Okrzyk „hańba!” na spotkaniu z Kaczyńskim. Prezes powiedział jedno, a ochrona zrobiła swoje. Co spotkało delikwenta?

Prezes Jarosław Kaczyński spędził weekend pracowicie i spotkał się z mieszkańcami Pomorza Zachodniego. W trakcie jego wystąpień, w Szczecinie oraz Stargardzie, nie brakowało stwierdzeń mogących wprawić w osłupienie. Na jednym ze spotkań, pojawił się nawet przeciwnik Kaczyńskiego, który krzyczał: hańba! Jak prezes PiS zareagował na jego okrzyki? Co powiedział w sprawie głośnego wpisu Radosława Sikorskiego i… dlaczego zaczął mówić o slipkach?

Wiele wypowiedzi Kaczyńskiego z jego przemów w trakcie wizyt w różnych miastach, robiło spore zamieszanie w sieci. Prezes jeździ po kraju, zachwala rząd Zjednoczonej Prawicy i stale gani politycznych oponentów oraz Niemców. Podobnie było w Szczecinie i Stargardzie. Ale pojawiło się też kilka nowych wątków.

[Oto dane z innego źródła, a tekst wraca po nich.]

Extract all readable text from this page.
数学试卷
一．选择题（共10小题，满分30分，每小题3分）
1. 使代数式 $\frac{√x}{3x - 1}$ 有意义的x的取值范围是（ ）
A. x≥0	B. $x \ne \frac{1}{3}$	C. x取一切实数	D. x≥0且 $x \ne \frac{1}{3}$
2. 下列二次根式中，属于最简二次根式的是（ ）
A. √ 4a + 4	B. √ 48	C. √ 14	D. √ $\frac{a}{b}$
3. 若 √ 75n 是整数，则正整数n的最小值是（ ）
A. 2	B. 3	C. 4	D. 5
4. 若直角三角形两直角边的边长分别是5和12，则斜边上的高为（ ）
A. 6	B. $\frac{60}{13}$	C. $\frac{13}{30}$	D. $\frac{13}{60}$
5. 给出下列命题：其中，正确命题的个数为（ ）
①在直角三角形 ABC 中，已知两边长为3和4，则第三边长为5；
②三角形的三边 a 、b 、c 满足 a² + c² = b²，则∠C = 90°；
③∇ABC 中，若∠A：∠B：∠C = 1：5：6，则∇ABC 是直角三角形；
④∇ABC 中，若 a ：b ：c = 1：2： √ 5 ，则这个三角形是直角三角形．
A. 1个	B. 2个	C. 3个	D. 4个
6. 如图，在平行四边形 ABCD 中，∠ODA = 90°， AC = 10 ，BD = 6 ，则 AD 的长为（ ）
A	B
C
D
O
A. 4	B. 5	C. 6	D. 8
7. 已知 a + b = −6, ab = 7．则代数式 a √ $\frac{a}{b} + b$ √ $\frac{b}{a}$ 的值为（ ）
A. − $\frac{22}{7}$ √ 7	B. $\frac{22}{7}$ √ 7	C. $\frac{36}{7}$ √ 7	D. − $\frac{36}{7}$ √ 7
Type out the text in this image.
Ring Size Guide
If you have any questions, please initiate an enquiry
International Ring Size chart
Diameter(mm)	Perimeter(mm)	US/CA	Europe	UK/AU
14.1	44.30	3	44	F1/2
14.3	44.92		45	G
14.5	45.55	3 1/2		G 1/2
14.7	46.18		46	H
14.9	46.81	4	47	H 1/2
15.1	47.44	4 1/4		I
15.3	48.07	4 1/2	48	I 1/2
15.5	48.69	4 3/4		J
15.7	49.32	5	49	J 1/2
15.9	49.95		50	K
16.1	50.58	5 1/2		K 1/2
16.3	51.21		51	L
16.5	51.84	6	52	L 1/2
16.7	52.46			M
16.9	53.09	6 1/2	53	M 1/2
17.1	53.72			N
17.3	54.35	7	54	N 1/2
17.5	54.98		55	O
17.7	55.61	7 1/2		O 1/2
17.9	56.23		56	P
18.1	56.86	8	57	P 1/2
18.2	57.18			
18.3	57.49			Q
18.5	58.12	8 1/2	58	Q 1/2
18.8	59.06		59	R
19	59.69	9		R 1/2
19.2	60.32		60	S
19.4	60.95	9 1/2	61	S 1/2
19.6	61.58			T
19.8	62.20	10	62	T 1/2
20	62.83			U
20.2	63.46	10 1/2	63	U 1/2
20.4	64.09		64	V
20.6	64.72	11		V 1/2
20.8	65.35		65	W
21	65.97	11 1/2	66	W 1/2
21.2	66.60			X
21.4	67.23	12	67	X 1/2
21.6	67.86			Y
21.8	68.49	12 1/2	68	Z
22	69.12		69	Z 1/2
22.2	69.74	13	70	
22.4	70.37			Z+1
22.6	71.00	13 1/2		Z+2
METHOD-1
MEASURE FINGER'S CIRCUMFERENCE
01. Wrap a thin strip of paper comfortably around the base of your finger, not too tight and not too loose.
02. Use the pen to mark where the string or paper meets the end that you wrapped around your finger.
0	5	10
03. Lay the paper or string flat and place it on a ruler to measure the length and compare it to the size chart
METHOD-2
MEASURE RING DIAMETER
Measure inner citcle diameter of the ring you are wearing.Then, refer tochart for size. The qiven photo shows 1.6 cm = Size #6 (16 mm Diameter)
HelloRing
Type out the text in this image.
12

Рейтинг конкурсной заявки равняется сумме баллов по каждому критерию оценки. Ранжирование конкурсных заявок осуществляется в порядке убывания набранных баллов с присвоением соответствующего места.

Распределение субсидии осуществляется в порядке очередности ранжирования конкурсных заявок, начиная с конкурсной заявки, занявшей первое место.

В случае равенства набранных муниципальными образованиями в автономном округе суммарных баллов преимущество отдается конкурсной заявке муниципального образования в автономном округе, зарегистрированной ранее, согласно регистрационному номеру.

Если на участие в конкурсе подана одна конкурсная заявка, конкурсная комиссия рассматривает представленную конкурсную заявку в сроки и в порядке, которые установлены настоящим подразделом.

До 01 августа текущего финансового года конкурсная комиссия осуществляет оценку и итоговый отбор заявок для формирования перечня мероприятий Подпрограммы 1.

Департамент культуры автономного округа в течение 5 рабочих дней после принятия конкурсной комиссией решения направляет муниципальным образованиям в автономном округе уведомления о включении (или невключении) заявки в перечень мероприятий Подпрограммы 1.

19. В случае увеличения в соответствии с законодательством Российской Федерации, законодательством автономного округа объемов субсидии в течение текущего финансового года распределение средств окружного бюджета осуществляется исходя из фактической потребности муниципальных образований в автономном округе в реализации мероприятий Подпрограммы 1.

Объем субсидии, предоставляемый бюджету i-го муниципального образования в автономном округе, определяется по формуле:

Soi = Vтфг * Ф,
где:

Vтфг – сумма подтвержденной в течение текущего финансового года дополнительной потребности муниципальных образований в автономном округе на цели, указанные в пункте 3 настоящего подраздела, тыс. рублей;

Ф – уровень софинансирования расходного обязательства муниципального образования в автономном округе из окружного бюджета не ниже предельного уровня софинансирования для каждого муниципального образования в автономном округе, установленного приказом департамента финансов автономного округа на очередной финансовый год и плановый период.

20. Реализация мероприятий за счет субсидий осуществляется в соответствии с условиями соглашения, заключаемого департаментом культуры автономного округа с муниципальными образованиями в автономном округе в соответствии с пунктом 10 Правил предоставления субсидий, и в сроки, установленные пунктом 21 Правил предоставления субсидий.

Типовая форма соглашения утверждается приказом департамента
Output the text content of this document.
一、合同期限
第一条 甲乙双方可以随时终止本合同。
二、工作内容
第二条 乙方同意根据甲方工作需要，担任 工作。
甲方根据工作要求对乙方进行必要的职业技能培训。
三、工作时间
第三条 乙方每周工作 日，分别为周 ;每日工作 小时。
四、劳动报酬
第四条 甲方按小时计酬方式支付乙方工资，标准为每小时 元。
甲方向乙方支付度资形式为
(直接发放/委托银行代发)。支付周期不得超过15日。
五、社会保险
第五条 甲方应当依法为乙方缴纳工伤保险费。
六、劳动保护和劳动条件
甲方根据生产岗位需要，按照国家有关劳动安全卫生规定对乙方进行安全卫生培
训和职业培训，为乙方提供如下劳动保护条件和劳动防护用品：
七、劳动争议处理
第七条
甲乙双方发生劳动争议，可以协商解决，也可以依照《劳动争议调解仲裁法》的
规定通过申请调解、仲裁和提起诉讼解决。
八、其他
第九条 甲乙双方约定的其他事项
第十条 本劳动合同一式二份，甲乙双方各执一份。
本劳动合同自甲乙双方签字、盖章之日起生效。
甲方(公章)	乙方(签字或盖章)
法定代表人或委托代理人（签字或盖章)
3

Każdy może mieć swoje zdanie, ale tę osobę usunięto z sali

Prezes PiS mówił w Szczecinie o problemach takich jak pandemia i wojna w Ukrainie.

— Ciągle mamy kłopoty z tą zamaskowaną w Unii Europejskiej polityką niemiecką, ale mimo wszystko przez cały czas szliśmy do przodu. Wobec tego pytanie, co będzie dalej — mówił Kaczyński i dodał, że dalej będzie dobrze, za co dostał oklaski.

Jeden z uczestników spotkania nieoczekiwanie dla prezesa, zaczął krzyczeć „hańba!”.

— Oczywiście, każdy może mieć swoje zdanie — skomentował Kaczyński.

Jak podaje PAP, mężczyznę szybko jednak usunięto z sali. Co prezes skomentował następująco: ja bym nie miał nic przeciwko temu, żeby ten młodzieniec tutaj wrócił, żeby tylko nie zakłócał spotkania, żeby pozwolił normalnie przemawiać, a później może wyrazić swoje zdanie – powiedział prezes i dodał też, że „każdy ma prawo do swojego zdania”.